We can rewrite this Ordinary Differential Equation in differential form:

$\left({x}^{2} + {y}^{2}\right) \setminus \mathrm{dx} - x y \setminus \mathrm{dy} = 0$ ..... [A]

as follows:

$\setminus \setminus \setminus \setminus \frac{\mathrm{dy}}{\mathrm{dx}} = \frac{{x}^{2} + {y}^{2}}{x y}$

$\therefore \frac{\mathrm{dy}}{\mathrm{dx}} = \frac{x}{y} + \frac{y}{x}$ ..... [B]

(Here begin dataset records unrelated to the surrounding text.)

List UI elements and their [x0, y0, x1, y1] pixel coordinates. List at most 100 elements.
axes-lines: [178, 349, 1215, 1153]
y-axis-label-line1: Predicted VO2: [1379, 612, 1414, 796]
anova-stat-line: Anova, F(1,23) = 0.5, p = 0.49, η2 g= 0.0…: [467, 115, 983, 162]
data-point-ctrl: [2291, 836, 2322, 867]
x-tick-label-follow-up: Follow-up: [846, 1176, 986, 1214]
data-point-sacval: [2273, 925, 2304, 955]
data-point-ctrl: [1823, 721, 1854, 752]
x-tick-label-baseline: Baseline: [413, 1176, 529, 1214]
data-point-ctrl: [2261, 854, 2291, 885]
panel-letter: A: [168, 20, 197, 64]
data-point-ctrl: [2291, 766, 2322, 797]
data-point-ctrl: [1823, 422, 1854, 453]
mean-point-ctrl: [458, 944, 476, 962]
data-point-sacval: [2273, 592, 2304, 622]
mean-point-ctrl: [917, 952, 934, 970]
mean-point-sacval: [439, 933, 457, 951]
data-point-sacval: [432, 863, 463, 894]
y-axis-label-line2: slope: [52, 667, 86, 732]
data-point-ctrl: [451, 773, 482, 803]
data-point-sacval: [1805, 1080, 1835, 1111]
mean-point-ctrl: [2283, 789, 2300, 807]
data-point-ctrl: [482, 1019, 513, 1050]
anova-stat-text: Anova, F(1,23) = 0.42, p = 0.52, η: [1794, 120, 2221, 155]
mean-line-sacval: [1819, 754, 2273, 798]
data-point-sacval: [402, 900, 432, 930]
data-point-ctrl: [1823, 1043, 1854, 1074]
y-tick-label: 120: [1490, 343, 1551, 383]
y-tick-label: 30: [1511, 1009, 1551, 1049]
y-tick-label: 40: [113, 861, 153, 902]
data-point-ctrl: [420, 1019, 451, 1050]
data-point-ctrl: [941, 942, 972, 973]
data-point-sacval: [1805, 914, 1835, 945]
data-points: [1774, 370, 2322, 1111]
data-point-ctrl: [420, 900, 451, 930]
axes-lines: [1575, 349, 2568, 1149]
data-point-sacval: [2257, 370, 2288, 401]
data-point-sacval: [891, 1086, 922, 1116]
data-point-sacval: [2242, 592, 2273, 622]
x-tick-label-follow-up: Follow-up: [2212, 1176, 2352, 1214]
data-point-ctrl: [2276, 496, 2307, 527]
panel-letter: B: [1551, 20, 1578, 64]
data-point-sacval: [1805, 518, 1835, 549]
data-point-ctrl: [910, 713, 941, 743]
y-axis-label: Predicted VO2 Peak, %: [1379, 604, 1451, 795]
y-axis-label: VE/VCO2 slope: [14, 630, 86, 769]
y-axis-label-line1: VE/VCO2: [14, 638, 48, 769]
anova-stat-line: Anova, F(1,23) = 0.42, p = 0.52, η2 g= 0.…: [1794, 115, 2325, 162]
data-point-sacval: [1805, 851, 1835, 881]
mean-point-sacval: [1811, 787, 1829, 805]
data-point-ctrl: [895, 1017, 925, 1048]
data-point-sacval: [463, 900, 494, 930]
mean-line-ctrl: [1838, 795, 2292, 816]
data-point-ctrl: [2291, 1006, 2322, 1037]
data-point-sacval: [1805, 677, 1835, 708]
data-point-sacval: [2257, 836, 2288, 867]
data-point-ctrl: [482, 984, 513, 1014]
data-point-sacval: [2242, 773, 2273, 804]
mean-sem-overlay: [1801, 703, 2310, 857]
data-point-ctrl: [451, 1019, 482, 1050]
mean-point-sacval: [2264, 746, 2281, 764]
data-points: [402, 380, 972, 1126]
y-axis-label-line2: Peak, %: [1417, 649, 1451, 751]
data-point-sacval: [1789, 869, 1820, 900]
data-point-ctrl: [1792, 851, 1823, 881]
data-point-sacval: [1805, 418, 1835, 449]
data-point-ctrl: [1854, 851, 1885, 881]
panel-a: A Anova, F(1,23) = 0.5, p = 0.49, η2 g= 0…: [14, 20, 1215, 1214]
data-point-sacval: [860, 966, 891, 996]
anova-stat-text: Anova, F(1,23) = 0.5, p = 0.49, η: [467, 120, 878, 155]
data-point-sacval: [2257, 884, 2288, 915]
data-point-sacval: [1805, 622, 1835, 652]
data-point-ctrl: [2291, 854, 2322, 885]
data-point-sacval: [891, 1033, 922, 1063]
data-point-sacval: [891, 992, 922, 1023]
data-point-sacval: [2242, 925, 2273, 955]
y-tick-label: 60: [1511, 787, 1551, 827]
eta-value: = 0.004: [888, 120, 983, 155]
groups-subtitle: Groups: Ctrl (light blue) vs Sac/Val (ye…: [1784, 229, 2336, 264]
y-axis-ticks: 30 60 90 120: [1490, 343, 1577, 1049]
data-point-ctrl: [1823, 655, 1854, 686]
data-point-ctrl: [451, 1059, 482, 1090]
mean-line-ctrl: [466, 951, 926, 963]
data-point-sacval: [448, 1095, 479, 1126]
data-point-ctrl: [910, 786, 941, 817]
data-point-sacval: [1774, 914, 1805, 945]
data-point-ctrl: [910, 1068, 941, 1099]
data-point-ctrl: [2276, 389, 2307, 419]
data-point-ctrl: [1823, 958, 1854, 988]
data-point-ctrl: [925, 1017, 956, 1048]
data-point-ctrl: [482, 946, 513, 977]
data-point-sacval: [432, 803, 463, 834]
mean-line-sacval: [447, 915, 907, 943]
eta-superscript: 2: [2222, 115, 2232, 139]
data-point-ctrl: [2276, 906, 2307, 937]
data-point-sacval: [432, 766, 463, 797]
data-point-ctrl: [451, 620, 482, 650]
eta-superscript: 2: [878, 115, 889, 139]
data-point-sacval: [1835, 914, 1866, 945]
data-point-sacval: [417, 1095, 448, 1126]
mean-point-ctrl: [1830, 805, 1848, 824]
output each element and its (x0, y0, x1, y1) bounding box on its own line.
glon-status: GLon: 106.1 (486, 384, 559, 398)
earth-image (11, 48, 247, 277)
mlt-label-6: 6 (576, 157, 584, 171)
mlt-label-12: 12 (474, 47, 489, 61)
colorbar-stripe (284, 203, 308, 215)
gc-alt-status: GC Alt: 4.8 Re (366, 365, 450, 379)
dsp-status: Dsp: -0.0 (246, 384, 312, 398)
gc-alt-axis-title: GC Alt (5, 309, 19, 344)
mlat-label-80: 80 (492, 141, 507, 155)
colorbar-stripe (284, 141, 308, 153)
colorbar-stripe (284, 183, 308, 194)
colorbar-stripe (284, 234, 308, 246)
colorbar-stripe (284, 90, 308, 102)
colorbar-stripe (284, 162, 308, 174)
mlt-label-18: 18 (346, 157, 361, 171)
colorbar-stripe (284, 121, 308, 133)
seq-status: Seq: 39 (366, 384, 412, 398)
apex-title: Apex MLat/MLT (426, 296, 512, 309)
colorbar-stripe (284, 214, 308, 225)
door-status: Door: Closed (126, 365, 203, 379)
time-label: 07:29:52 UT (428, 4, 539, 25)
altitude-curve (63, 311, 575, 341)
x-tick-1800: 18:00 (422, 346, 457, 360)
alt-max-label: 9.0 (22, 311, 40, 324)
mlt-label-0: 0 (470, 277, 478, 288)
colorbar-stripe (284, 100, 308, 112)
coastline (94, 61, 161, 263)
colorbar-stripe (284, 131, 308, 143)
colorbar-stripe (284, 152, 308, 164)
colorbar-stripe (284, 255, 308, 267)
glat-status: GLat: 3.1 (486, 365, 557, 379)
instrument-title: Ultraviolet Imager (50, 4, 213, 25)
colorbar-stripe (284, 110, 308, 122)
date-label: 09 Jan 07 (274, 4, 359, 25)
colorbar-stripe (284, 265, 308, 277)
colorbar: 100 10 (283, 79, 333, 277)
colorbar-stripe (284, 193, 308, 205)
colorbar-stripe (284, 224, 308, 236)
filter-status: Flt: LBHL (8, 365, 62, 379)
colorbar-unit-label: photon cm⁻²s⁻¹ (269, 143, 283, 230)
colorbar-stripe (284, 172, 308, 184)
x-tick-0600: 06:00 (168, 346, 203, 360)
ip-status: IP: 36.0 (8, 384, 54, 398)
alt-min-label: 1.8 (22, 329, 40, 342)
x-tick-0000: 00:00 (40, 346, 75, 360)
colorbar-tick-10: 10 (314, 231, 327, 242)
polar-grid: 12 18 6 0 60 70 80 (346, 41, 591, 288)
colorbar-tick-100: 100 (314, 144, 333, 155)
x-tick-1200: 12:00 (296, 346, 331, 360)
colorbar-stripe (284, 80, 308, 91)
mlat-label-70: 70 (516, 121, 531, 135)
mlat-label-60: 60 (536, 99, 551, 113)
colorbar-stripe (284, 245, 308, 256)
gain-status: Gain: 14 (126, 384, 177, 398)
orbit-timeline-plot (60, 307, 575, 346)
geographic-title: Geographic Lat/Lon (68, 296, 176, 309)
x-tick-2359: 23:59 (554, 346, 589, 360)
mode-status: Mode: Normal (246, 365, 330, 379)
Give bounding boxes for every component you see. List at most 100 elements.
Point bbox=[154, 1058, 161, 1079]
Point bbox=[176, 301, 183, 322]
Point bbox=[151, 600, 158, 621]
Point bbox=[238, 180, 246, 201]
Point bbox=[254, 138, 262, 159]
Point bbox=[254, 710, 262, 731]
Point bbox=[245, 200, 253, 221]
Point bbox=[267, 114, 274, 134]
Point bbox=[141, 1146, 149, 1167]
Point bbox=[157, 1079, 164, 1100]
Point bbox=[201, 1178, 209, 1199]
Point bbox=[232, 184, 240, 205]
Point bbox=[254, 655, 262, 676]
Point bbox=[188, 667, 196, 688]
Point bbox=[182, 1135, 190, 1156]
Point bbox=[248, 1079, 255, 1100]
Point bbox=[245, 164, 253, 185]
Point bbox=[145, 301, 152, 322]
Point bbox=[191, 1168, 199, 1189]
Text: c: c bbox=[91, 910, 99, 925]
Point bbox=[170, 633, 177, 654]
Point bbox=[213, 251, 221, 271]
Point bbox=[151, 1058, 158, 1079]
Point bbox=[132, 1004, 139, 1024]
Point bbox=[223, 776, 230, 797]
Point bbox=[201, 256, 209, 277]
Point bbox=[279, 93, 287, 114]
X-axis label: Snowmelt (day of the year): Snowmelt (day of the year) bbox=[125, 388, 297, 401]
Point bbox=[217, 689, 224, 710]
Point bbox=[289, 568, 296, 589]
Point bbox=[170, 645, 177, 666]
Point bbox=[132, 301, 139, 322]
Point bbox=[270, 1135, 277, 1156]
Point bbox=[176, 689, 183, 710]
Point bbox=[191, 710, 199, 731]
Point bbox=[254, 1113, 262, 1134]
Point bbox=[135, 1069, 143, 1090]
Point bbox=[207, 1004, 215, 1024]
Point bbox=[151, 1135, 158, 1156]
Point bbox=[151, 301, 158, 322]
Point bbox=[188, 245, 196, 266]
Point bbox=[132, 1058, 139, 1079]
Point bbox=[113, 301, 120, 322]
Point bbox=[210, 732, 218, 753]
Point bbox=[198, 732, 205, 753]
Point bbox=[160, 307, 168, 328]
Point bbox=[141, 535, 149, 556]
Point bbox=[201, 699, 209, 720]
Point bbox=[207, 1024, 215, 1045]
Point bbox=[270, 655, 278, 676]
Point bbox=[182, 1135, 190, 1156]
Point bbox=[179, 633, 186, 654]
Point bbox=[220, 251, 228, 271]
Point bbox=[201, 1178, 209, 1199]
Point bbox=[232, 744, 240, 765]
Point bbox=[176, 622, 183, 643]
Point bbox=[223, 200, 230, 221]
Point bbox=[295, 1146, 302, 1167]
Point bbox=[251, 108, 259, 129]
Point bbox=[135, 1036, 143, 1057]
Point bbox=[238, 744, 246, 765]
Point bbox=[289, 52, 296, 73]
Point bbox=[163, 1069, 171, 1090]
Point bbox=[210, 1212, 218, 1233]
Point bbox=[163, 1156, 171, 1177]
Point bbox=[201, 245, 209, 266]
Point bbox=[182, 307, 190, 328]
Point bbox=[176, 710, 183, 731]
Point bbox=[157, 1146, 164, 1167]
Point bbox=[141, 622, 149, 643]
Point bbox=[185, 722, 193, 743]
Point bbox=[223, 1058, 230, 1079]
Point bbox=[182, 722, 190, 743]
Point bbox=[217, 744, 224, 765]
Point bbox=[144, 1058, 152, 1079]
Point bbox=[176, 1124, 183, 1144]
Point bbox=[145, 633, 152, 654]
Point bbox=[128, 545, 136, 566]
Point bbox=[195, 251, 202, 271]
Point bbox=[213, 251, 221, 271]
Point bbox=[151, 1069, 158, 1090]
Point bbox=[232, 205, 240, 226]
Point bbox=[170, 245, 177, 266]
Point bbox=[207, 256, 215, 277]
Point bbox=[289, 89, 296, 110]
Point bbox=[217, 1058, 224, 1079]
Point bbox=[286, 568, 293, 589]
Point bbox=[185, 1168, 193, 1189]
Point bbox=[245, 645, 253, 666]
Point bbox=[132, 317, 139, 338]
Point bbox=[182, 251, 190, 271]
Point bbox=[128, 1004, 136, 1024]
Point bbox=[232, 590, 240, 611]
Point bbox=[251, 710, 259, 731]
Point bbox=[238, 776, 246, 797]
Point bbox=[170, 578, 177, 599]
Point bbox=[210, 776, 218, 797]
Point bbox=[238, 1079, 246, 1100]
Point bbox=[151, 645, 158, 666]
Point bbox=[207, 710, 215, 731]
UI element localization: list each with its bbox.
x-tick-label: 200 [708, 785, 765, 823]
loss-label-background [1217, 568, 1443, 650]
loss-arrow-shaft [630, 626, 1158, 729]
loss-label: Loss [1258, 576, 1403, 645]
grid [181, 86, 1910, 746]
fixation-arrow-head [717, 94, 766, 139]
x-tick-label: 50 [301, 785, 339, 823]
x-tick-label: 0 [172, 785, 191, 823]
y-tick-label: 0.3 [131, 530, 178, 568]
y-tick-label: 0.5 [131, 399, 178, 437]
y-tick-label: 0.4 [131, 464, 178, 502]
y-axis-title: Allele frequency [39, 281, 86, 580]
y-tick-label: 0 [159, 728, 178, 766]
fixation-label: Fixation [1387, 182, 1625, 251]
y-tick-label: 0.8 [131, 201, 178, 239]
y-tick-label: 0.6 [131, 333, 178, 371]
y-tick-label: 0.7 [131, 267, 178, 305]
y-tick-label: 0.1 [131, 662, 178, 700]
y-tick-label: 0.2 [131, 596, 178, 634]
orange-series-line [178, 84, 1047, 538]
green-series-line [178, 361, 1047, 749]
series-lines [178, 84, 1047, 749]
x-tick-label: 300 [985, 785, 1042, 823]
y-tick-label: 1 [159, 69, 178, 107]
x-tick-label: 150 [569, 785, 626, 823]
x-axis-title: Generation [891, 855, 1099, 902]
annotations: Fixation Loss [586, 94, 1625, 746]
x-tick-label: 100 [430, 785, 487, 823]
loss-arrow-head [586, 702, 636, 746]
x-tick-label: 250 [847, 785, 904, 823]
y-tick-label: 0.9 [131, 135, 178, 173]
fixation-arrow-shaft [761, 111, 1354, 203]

Leading to a suggestion of a substitution of the form:

$u = \frac{y}{x} \iff y = u x$

And differentiating wrt $x$ whilst applying the product rule:

$\frac{\mathrm{dy}}{\mathrm{dx}} = u + x \frac{\mathrm{du}}{\mathrm{dx}}$

Substituting into the DE [ B] we have

$u + x \frac{\mathrm{du}}{\mathrm{dx}} = \frac{1}{u} + u$

$\therefore x \frac{\mathrm{du}}{\mathrm{dx}} = \frac{1}{u}$

This is now a First Order Separable ODE, so we can rearrange and "separate the variables" as:

$\int \setminus u \setminus \mathrm{du} = \int \setminus \frac{1}{x} \setminus \mathrm{dx}$

This is now trivial to integrate, and doing so gives us:

$\setminus \setminus \setminus {u}^{2} / 2 = \ln x + {c}_{1}$

$\therefore {u}^{2} = 2 \ln x + c$

And we restore the earlier substitution to get:

${\left(\frac{y}{x}\right)}^{2} = 2 \ln x + c$

$\therefore {y}^{2} / {x}^{2} = 2 \ln x + c$

$\therefore {y}^{2} = {x}^{2} \left(2 \ln x + c\right)$